ITR-1 can also not be filed by company directors or by people who have invested in unlisted equity shares. Those who earn income from lotteries, racehorses, betting, or gambling activities are also excluded from using this return form.
In addition, taxpayers with agricultural income above Rs 5,000 cannot file ITR-1. The form is also not meant for individuals who have taxable capital gains, including long-term capital gains (LTCG) under Section 112A exceeding Rs 1.25 lakh during the year.
Further, individuals covered under Section 194N (related to tax deduction on large cash withdrawals) or those who have opted for deferred tax payment on ESOPs received from eligible start-ups are not eligible to file ITR-1.
ITR-2 is meant for individuals and Hindu Undivided Families (HUFs) who do not earn income from a business or profession. It can be used by taxpayers who earn income from salary, pension, house property, capital gains, foreign assets or income, and other sources.
The form is also applicable to individuals whose total income exceeds Rs 50 lakh in a financial year or who own more than one house property. Non-Resident Indians (NRIs), Residents but Not Ordinarily Residents (RNORs), and taxpayers who need to report foreign assets or foreign income can also file ITR-2.
In addition, individuals whose income includes that of a spouse or minor child under clubbing provisions, as well as partners in partnership firms receiving interest, salary, commission, bonus or remuneration from the firm, can use ITR-2, provided they do not have business income in their own name.
Who cannot file ITR-2?
ITR-2 cannot be used by taxpayers who earn income from a business or profession. Individuals who run a business, work as professionals, or have business income from a partnership firm are required to file other applicable income tax return forms instead.
ITR-3 is meant for individuals and Hindu Undivided Families (HUFs) who earn income from a business or profession. This includes business owners, freelancers, consultants, and partners in partnership firms who receive salary, commission, bonus, or other remuneration from the firm.
The form can also be used by taxpayers who have invested in unlisted equity shares during the financial year. Individuals earning business income along with salary, pension, capital gains, house property income, or income from other sources are also eligible to file ITR-3.
Who cannot file ITR-3?
Companies, charitable trusts, partnership firms, LLPs, Associations of Persons (AOPs), and Bodies of Individuals (BOIs) cannot file ITR-3. Taxpayers who are eligible to file ITR-1, ITR-2, or ITR-4 should also not use this form.
ITR-4, also known as Sugam, is designed for resident individuals, HUFs, and firms (excluding LLPs) that opt for the presumptive taxation scheme under Sections 44AD, 44ADA, or 44AE.
ITR-4: Who can file?
Taxpayers with a total income of up to Rs 50 lakh can use this form if they have income from salary or pension, own up to two house properties, have agricultural income of up to Rs 5,000 and earn certain income from other sources. Long-term capital gains under Section 112A up to Rs 1.25 lakh are also allowed.
Who cannot file ITR-4?
Non-Resident Indians (NRIs), Resident Not Ordinarily Residents (RNORs) and taxpayers with short-term capital gains cannot use ITR-4.

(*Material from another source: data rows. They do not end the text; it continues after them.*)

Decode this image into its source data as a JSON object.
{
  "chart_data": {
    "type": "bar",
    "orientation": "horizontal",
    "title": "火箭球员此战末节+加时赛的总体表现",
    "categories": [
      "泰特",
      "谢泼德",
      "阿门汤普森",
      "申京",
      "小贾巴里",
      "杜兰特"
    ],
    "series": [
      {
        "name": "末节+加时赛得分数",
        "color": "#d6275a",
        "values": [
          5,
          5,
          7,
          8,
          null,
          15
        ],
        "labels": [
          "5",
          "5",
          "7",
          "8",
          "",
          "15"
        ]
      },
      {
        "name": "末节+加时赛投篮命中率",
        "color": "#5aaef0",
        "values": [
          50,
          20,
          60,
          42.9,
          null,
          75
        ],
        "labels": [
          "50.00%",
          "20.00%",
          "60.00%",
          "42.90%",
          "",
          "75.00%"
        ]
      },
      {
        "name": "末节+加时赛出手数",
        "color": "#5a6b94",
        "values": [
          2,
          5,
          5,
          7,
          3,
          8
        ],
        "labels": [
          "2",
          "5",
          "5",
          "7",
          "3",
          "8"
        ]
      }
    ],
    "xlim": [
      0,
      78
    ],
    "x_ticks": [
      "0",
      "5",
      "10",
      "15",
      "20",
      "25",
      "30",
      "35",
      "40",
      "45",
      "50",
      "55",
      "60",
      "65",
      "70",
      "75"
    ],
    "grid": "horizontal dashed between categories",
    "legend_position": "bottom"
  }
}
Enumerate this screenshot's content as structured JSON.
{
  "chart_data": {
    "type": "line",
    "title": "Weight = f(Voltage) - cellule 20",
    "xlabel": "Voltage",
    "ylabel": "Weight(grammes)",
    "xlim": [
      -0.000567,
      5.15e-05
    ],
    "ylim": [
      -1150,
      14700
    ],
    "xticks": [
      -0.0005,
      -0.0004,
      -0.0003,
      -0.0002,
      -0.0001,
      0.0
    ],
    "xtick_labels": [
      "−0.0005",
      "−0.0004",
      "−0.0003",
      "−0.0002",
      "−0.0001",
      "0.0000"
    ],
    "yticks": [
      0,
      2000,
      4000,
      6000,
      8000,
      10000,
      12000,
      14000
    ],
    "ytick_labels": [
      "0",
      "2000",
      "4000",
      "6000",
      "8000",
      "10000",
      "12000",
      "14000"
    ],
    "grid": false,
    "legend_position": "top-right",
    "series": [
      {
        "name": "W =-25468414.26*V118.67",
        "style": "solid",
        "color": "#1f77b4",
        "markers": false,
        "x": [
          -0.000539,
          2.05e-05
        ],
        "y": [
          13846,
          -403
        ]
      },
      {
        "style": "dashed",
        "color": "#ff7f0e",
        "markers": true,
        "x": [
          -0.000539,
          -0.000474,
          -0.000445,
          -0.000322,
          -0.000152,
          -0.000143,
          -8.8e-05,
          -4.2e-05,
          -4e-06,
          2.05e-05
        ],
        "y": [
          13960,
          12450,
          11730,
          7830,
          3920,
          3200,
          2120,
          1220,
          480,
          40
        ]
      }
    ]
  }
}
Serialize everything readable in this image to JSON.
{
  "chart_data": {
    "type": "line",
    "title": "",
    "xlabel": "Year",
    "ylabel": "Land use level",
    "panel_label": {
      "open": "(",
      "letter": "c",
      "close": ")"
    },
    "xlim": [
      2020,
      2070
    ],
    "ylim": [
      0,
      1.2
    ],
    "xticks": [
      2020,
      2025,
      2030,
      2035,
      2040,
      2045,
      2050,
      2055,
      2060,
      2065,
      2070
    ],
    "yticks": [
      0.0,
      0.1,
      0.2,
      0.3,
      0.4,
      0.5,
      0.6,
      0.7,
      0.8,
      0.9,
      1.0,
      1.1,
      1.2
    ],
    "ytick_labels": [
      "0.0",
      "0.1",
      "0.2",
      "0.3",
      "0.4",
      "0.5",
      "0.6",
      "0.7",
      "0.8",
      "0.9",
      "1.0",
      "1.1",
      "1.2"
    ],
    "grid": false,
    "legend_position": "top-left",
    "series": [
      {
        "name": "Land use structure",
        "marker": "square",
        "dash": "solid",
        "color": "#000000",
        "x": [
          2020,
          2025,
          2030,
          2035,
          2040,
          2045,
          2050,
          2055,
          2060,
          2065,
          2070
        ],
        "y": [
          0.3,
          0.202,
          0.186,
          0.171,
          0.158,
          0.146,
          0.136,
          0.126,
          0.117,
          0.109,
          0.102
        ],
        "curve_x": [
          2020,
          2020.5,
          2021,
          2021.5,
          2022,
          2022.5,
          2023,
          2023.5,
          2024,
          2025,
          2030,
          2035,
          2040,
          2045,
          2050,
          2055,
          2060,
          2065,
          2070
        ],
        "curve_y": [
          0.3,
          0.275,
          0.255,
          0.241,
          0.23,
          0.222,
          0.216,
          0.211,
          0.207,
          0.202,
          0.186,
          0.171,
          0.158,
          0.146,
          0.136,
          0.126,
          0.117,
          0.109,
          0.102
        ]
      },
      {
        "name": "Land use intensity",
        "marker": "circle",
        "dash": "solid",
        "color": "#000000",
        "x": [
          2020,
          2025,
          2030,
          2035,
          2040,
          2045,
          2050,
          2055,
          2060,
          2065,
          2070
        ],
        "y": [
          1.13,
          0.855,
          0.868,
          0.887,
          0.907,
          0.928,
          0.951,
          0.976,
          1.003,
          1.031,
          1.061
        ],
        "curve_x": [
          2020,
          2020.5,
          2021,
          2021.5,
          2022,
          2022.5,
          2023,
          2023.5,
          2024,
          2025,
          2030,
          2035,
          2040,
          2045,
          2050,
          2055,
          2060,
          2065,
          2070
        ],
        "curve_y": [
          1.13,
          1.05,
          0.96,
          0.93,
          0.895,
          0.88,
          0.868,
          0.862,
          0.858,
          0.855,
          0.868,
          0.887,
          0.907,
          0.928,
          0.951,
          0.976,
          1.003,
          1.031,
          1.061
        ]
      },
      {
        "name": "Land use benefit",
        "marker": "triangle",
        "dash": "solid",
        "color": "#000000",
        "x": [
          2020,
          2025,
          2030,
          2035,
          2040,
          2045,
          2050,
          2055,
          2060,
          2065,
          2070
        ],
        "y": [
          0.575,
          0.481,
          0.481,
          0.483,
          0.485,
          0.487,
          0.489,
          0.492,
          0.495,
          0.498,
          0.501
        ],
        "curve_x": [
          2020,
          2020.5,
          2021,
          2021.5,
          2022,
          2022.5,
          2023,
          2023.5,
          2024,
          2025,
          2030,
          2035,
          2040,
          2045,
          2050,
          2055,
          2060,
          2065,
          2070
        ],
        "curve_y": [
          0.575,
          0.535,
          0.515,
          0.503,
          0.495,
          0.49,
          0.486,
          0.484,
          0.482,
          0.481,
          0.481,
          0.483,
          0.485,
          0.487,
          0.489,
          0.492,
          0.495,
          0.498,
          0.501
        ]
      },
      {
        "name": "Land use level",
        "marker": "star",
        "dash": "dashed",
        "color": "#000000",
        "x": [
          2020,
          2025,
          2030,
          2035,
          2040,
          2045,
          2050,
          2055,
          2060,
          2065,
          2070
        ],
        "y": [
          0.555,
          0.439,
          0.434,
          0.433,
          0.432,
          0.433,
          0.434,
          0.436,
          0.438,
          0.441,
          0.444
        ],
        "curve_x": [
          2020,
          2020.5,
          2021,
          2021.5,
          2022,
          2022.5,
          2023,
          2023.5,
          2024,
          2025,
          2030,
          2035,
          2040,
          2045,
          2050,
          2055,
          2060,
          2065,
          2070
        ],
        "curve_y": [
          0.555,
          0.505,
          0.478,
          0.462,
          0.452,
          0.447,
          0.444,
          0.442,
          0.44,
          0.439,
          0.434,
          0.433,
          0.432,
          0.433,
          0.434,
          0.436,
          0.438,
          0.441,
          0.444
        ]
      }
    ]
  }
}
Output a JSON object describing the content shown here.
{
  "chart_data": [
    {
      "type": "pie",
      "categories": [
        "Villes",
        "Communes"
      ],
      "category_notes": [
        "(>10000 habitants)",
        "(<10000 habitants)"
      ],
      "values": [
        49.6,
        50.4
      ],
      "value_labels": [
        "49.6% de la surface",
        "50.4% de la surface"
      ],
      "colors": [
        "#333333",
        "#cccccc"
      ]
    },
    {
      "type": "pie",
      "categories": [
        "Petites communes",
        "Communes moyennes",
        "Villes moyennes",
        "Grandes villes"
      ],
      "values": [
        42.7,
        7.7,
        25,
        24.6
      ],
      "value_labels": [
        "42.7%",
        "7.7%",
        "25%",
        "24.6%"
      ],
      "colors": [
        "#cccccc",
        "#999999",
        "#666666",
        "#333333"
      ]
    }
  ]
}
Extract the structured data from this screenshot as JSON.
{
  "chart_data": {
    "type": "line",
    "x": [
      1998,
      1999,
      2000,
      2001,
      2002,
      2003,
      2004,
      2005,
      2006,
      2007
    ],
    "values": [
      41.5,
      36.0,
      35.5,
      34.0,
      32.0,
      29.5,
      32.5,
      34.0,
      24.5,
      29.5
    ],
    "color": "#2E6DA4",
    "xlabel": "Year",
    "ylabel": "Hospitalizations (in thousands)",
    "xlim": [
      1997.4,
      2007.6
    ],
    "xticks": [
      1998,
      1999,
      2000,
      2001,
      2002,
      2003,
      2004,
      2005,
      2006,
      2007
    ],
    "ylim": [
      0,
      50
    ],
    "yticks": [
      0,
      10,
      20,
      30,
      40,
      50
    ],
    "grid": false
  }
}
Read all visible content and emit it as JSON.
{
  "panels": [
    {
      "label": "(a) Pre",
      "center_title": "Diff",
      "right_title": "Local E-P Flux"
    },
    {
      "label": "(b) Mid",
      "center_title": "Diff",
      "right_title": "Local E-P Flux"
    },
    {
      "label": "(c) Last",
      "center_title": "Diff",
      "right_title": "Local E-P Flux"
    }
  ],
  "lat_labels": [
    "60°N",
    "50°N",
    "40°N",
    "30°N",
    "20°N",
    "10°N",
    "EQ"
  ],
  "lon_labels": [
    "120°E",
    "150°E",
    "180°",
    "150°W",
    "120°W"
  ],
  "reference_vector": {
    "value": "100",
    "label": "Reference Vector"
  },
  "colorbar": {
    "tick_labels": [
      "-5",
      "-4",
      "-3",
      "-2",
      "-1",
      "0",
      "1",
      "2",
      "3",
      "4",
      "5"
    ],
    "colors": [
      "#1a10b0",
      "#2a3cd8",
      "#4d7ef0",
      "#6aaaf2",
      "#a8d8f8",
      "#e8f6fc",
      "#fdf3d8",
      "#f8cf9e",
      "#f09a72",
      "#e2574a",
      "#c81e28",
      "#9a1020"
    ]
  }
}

The form is also not available for taxpayers with long-term capital gains under Section 112A above Rs 1.25 lakh, agricultural income above Rs 5,000, income from more than two house properties, income taxable at special rates or investments in unlisted equity shares.
ITR-5 is meant for partnership firms, Limited Liability Partnerships (LLPs), Associations of Persons (AOPs), Bodies of Individuals (BOIs) and similar entities. However, entities that are required to file ITR-7 cannot use this form.
Most companies operating in India are required to file ITR-6. However, companies claiming exemption under Section 11 for income from charitable or religious activities must file ITR-7 instead.
ITR-7 is meant for charitable and religious trusts, political parties, educational institutions, hospitals, research associations, business trusts, investment funds, and other organisations that are required to file returns under Sections 139(4A) to 139(4F) of the Income Tax Act.